Financial News

Property Dealer Convicted Of £5m Cyprus Scam

A fraudster duped investors out of more than £5 million after promising them sky-high returns on Cyprus property deals that failed to materialise.

Sascha Morris, 46, ran a property firm near Harrogate, Yorkshire, and persuaded customers to part with tens of thousands of pounds on off-plan developments on the Mediterranean sunshine island.

Morris ran the firm –  Morris & Hall – from the village of Killinghall. The company started in 2004 and was wound up in the public interest by a court in 2009.

A jury at Leeds Crown Court heard two separate fraud allegations.

In the first, clients were encouraged to invest on properties that had not been built on the promise they could sell at a profit before completion or let them out to holidaymakers if they were not sold.

Lies about holiday firms

However, she lied about her links with a holiday letting firms and clients were asked to hand over more cash as the properties were built.

The promised returns did not materialise and one client lost £250,000 on her investment.

Around 40 clients of the property firm lost a combined £3 million in this fraud.

In the second, Morris also conned two groups of developers who staked their investments against the same property without knowing that each other were involved in the deal.

Losses added up to around £2.2 million from this scam.

For the prosecution Nadim Bashir told the court that Morris misled investors by suggesting well-known holiday companies would buy or rent the properties, but they lost their deposits or had to pay the full property price when they had not expected to do so.

Investors misled for financial gain

Morris denied two fraud charges and one of fraudulent trading.

The jury found her guilty on each count.
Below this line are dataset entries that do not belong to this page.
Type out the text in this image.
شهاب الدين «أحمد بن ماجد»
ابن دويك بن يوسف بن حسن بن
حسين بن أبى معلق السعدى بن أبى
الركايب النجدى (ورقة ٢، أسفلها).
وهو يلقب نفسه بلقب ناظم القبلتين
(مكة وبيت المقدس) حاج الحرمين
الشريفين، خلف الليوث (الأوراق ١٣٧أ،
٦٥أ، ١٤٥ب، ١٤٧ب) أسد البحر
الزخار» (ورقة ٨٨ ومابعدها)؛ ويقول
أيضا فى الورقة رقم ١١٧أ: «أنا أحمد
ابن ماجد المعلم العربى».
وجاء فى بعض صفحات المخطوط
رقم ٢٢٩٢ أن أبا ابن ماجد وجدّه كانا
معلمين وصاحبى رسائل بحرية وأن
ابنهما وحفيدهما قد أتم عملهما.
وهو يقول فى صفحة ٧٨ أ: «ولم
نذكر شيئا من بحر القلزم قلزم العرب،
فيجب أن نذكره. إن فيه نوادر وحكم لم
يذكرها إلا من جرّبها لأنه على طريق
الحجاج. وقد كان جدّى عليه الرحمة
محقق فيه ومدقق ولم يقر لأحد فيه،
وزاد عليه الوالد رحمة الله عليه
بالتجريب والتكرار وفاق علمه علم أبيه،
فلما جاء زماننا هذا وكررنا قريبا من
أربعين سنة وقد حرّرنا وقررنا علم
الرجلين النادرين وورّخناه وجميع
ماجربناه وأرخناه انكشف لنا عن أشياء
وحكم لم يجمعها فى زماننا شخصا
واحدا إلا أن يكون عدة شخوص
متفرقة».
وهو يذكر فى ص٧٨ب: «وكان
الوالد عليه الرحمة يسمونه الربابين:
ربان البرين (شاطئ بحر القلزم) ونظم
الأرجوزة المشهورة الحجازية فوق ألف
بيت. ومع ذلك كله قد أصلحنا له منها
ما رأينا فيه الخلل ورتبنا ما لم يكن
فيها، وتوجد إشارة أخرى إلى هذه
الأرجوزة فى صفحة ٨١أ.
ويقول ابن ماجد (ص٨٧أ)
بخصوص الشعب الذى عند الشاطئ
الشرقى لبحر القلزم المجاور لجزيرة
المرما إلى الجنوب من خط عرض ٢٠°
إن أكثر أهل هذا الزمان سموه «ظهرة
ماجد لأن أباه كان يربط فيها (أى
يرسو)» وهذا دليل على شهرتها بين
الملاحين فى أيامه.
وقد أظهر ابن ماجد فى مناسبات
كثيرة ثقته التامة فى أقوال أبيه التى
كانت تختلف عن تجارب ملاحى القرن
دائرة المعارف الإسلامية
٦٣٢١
The case was adjourned until January 9 for sentencing.

Simon Higginbotham, a specialist prosecutor from the Crown Prosecution Service Specialist Fraud Division, said: “Some of the investors targeted by Sascha Morris had to remortgage their homes or borrow large sums to raise money they had never expected to pay.

“Through careful analysis of the financial transactions the prosecution was able to demonstrate to the jury how Morris deliberately misled investors to achieve financial gain for herself.”